SHANE Michael Oulds, 40, shot his mate five times at close range and left him on a Sunshine Coast hinterland road to die alone.

But the convicted murderer with bikie links unexpectedly stood in the prisoner's dock at Brisbane's Supreme Court as he was being sentenced yesterday and claimed he wasn't the trigger-man behind the execution-style killing of Jye Raymond Burns, 24.

Instead, Oulds told the court, he'd ''failed as a mate''.

''I want to say to Jye's family, I still cry sometimes and I failed as a mate because I left him out there to die and I have to live with that until the day I die,'' he said.

''If it was me that got shot, Jye wouldn't have left me out there and I'm sorry.''

The Rebels Outlaw Motorcycle Club member was jailed for life after a jury took just four hours to find him guilty of the killing on Tuesday night.

 

Lawyer Peter Shields said the decision would be appealed.

Mr Burns' mother, Dalby woman Gail Burns, broke down outside court.

''We're just relieved it's over,'' she said, flanked by family and supporters.

Her son's body was found by a passing motorist on the side of the Old Caloundra Rd, near Landsborough, riddled with bullets through the face, chest and neck from a .32 calibre revolver about 10pm on July 8, 2010.

The night he was gunned down, Mr Burns had been on a pub crawl with Oulds and another man, Shane Moroney, drinking at watering holes between Maroochydore and Mooloolaba.

Police initially pursued Mr Moroney over the cold-blooded killing but he identified Oulds as the shooter, indemnifying himself against prosecution by promising to take to the witness stand at a future trial.

Mr Moroney testified that Oulds was the true criminal mastermind, who confided in him that the murdered man needed to ''taught a lesson''.

Mr Moroney said he was instructed to drive down a dirt road and ''turn the music up'' when Oulds and Mr Burns left the car under the guise of needing to urinate.

He gave a vivid description of hearing gunshots and watching Mr Burns slump to his knees on the roadside, claiming he'd been too frightened to flee.

CCTV footage showed Oulds partied at a Sunshine Coast club until about 1.30am while Mr Maroney went straight home, throwing iPhones and a handgun into a nearby river, after the shooting.

Oulds dumped clothing he'd been wearing in a bin at the rear of a Sunshine Coast brothel.

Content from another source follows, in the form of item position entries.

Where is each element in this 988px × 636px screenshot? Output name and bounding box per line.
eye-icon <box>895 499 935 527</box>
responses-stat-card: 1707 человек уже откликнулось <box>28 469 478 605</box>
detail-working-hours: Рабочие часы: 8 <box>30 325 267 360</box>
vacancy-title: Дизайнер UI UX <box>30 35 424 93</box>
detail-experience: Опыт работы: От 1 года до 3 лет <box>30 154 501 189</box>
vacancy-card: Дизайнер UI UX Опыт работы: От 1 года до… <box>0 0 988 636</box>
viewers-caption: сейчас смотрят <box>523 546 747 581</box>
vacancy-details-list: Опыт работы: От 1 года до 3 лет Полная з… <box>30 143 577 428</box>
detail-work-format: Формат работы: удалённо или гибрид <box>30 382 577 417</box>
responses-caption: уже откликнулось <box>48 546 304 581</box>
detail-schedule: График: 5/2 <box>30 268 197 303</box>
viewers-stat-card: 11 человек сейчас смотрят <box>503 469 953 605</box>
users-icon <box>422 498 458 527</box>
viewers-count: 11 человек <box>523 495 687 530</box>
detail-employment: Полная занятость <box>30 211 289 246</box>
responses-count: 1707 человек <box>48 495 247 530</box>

Prosecutor Ben Power said Oulds, a cocaine dealer with a passion for kickboxing and cage fighting, could have killed Mr Burns over something as simple as misusing his nickname ''little Capper''.

Barrister Tony Kimmins, for Oulds, argued Moroney was wrong to paint himself as a ''choir boy'' while testifying against the accused, adding he was a heavy cocaine user who ''lived and breathed'' the Sunshine Coast drug scene.

"Was he Bambi or was he a lot tougher than that?" he challenged.

Justice David Boddice sentenced Oulds to life imprisonment for murder and two-years jail for possessing 128 heart-shaped MDMA tablets at Ormeau, south of Brisbane, in 2008.